Ever since Melrose announced they were planning to close the historic GKN plant, we have fought hard to establish an alternative to closure.

This has included securing debates in Parliament, meetings with Government Ministers, and rallies in opposition to closure. The GKN workers and their trade union, Unite, have also presented an alternative business proposal to Melrose, but they rejected it out of hand. Furthermore, Melrose has refused numerous invitations by Government to join talks over the future of the plant, instead reaffirming their decision to close and export production to the continent.

We must avoid the closure of this plant at all costs, as losing the factory that sits at the heart of one of the poorest constituencies in the country would be a hammer blow to our local community. There are many families who have had multiple generations work at the plant, enhancing their life chances.

Furthermore, the 519 jobs at the Chester Road plant are highly skilled jobs, the loss of this expertise to mainland Europe would be a betrayal of the British national interest at just a time when we are looking to increase our domestic manufacturing capacity.

The workers have been left with no choice but to take industrial action, which is set to commence Monday 27th September.
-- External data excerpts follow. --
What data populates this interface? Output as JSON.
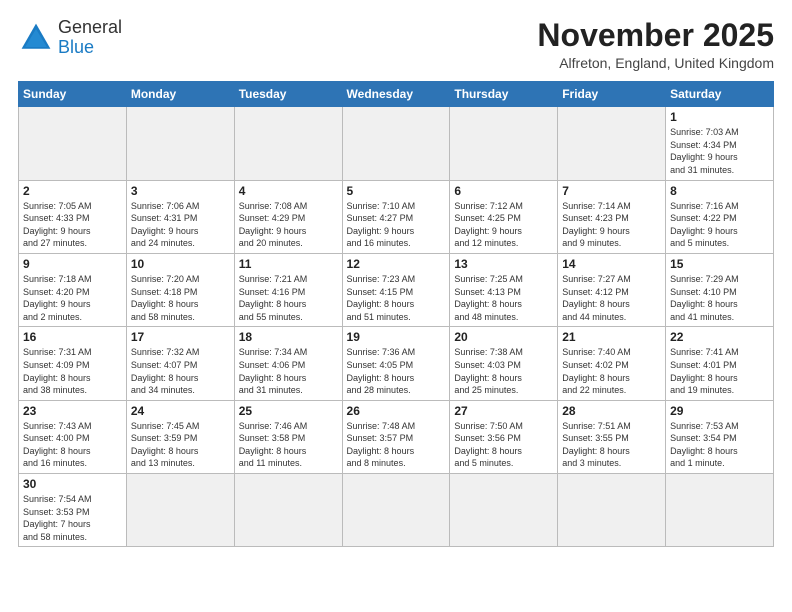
{
  "header": {
    "logo_line1": "General",
    "logo_line2": "Blue",
    "month_title": "November 2025",
    "location": "Alfreton, England, United Kingdom"
  },
  "days_of_week": [
    "Sunday",
    "Monday",
    "Tuesday",
    "Wednesday",
    "Thursday",
    "Friday",
    "Saturday"
  ],
  "weeks": [
    [
      {
        "day": "",
        "info": ""
      },
      {
        "day": "",
        "info": ""
      },
      {
        "day": "",
        "info": ""
      },
      {
        "day": "",
        "info": ""
      },
      {
        "day": "",
        "info": ""
      },
      {
        "day": "",
        "info": ""
      },
      {
        "day": "1",
        "info": "Sunrise: 7:03 AM\nSunset: 4:34 PM\nDaylight: 9 hours\nand 31 minutes."
      }
    ],
    [
      {
        "day": "2",
        "info": "Sunrise: 7:05 AM\nSunset: 4:33 PM\nDaylight: 9 hours\nand 27 minutes."
      },
      {
        "day": "3",
        "info": "Sunrise: 7:06 AM\nSunset: 4:31 PM\nDaylight: 9 hours\nand 24 minutes."
      },
      {
        "day": "4",
        "info": "Sunrise: 7:08 AM\nSunset: 4:29 PM\nDaylight: 9 hours\nand 20 minutes."
      },
      {
        "day": "5",
        "info": "Sunrise: 7:10 AM\nSunset: 4:27 PM\nDaylight: 9 hours\nand 16 minutes."
      },
      {
        "day": "6",
        "info": "Sunrise: 7:12 AM\nSunset: 4:25 PM\nDaylight: 9 hours\nand 12 minutes."
      },
      {
        "day": "7",
        "info": "Sunrise: 7:14 AM\nSunset: 4:23 PM\nDaylight: 9 hours\nand 9 minutes."
      },
      {
        "day": "8",
        "info": "Sunrise: 7:16 AM\nSunset: 4:22 PM\nDaylight: 9 hours\nand 5 minutes."
      }
    ],
    [
      {
        "day": "9",
        "info": "Sunrise: 7:18 AM\nSunset: 4:20 PM\nDaylight: 9 hours\nand 2 minutes."
      },
      {
        "day": "10",
        "info": "Sunrise: 7:20 AM\nSunset: 4:18 PM\nDaylight: 8 hours\nand 58 minutes."
      },
      {
        "day": "11",
        "info": "Sunrise: 7:21 AM\nSunset: 4:16 PM\nDaylight: 8 hours\nand 55 minutes."
      },
      {
        "day": "12",
        "info": "Sunrise: 7:23 AM\nSunset: 4:15 PM\nDaylight: 8 hours\nand 51 minutes."
      },
      {
        "day": "13",
        "info": "Sunrise: 7:25 AM\nSunset: 4:13 PM\nDaylight: 8 hours\nand 48 minutes."
      },
      {
        "day": "14",
        "info": "Sunrise: 7:27 AM\nSunset: 4:12 PM\nDaylight: 8 hours\nand 44 minutes."
      },
      {
        "day": "15",
        "info": "Sunrise: 7:29 AM\nSunset: 4:10 PM\nDaylight: 8 hours\nand 41 minutes."
      }
    ],
    [
      {
        "day": "16",
        "info": "Sunrise: 7:31 AM\nSunset: 4:09 PM\nDaylight: 8 hours\nand 38 minutes."
      },
      {
        "day": "17",
        "info": "Sunrise: 7:32 AM\nSunset: 4:07 PM\nDaylight: 8 hours\nand 34 minutes."
      },
      {
        "day": "18",
        "info": "Sunrise: 7:34 AM\nSunset: 4:06 PM\nDaylight: 8 hours\nand 31 minutes."
      },
      {
        "day": "19",
        "info": "Sunrise: 7:36 AM\nSunset: 4:05 PM\nDaylight: 8 hours\nand 28 minutes."
      },
      {
        "day": "20",
        "info": "Sunrise: 7:38 AM\nSunset: 4:03 PM\nDaylight: 8 hours\nand 25 minutes."
      },
      {
        "day": "21",
        "info": "Sunrise: 7:40 AM\nSunset: 4:02 PM\nDaylight: 8 hours\nand 22 minutes."
      },
      {
        "day": "22",
        "info": "Sunrise: 7:41 AM\nSunset: 4:01 PM\nDaylight: 8 hours\nand 19 minutes."
      }
    ],
    [
      {
        "day": "23",
        "info": "Sunrise: 7:43 AM\nSunset: 4:00 PM\nDaylight: 8 hours\nand 16 minutes."
      },
      {
        "day": "24",
        "info": "Sunrise: 7:45 AM\nSunset: 3:59 PM\nDaylight: 8 hours\nand 13 minutes."
      },
      {
        "day": "25",
        "info": "Sunrise: 7:46 AM\nSunset: 3:58 PM\nDaylight: 8 hours\nand 11 minutes."
      },
      {
        "day": "26",
        "info": "Sunrise: 7:48 AM\nSunset: 3:57 PM\nDaylight: 8 hours\nand 8 minutes."
      },
      {
        "day": "27",
        "info": "Sunrise: 7:50 AM\nSunset: 3:56 PM\nDaylight: 8 hours\nand 5 minutes."
      },
      {
        "day": "28",
        "info": "Sunrise: 7:51 AM\nSunset: 3:55 PM\nDaylight: 8 hours\nand 3 minutes."
      },
      {
        "day": "29",
        "info": "Sunrise: 7:53 AM\nSunset: 3:54 PM\nDaylight: 8 hours\nand 1 minute."
      }
    ],
    [
      {
        "day": "30",
        "info": "Sunrise: 7:54 AM\nSunset: 3:53 PM\nDaylight: 7 hours\nand 58 minutes."
      },
      {
        "day": "",
        "info": ""
      },
      {
        "day": "",
        "info": ""
      },
      {
        "day": "",
        "info": ""
      },
      {
        "day": "",
        "info": ""
      },
      {
        "day": "",
        "info": ""
      },
      {
        "day": "",
        "info": ""
      }
    ]
  ]
}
They have explored all alternatives, but Melrose are simply refusing to engage. The workers balloted overwhelmingly in favour of strike action, by a margin of 93.1%. One thing is for sure, the workforce has my full and unequivocal support.

Now, to the situation in Afghanistan.

Like many of you, I have been following developments in Afghanistan with horror. The speed with which the Taliban were able to take control of the country following the US withdrawal was frightening. There is no doubt it took everyone by surprise, but we should have been much better prepared for what happened.

The scenes in Afghanistan are truly heart-breaking. Families have been torn apart, people forced from their homes, and millions are now living in fear for their lives.

My team and I have been working tirelessly over the past few weeks trying to help as many Erdington residents and their families as possible escape. We have had some successes, including one Erdington resident and his family of 8 with their disabled son in a wheelchair. However, despite our best efforts, there are still many eligible people left behind.

Now that evacuation flights have finished, our attention must turn to diplomatic routes to ensure those remaining British and eligible Afghan citizens are allowed to leave the country. We owe a duty not only to British nationals, but to every Afghan citizen who has helped allied forces over the past 20 years. They risked so much to help us, now we must not abandon them in their time of need.